【出会い】
「みっちゃんか?今日よ凄かったわけさ、俺がおごるから飲みに行かんか?」
みつおが残業をして帰るころにサトシが興奮して電話をかけてきた。
「何?儲かったんか?」
サトシは一切残業しないので、定時で上がってすぐにパチンコに出かけるのである。
みつおは毎日夜の9時まで残業していた。
結婚資金は貯めなくてもいいが、支払いをして遊ぶ金を残すためには残業は必須だった。
一旦寮へ帰り着替えて電車で出かけた。
飲みに行くと遅くなるのは決まっていたので、タクシーで帰るしかなかったからだ。
「いくら儲かったんか」
「今日はいつもの台が出そうもなかったから、違うパチンコ台に座ったわけさ」
サトシは興奮して話しはじめた。
勝ったいきさつ細かく話したいのである。
「あー、今日もダメだなと思っていつもの台に戻ったら空いていたわけよ、財布には2,000円しか残っていなかったけど、最後のチャンスでやろうと思って座ったわけさ」
「うん、で?出たの?」
「みっちゃん、まぁ落ち着け、とりあえず1,000円入れて様子みたけと、何か出そうもないから、隣に移ろうと思ったら、変なおばさんが座りやがって、ムカつくと思いながらしょうがないから最後の1,000円入れて帰ろうと思った途端にプレミアムリーチがかかったわけよ」
その後、延々とどんなリーチでかかったかを全て説明するのだった。
「まさかの10連ちゃんよ、今日はおごるからさカラオケも歌いに行こう」
かなりハイテンションなサトシだった。
こんな顔は1カ月ぶりである。
いつも負けた話を延々と聞かされるのだが、今日は奢ってもらえるので我慢して最後まで自慢話を聞いていた。

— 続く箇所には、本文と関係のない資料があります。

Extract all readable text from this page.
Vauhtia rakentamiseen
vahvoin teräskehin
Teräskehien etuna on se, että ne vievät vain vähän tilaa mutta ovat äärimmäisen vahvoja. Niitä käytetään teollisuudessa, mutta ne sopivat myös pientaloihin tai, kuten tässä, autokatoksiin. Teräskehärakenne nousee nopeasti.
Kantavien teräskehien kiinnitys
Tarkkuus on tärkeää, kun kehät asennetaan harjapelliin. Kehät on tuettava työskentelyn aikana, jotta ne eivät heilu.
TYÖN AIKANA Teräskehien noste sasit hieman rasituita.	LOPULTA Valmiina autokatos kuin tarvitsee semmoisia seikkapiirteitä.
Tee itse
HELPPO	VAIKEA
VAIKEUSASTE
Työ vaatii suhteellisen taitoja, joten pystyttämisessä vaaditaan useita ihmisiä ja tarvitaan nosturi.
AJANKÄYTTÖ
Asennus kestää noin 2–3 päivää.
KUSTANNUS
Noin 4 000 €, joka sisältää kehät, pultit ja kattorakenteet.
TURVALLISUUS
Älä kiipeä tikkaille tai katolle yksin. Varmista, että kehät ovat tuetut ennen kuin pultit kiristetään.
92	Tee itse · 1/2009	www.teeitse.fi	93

いつものみつおは毎日残業なので、寮に帰ったら自炊をして一人で食べていた。
終電でサトシが帰ってきて、みつおが作ったごはんをたべるのだが、儲かったときにはみつおを呼び出して居酒屋で食事をするのだった。
しかし、そんなにボロ儲けをすることはほとんどなかった。
せいぜい居酒屋までだったのだが。今日はかなり儲かったのかもしれない。
サトシの行きつけのパブに連れていってもらうことになったのだった。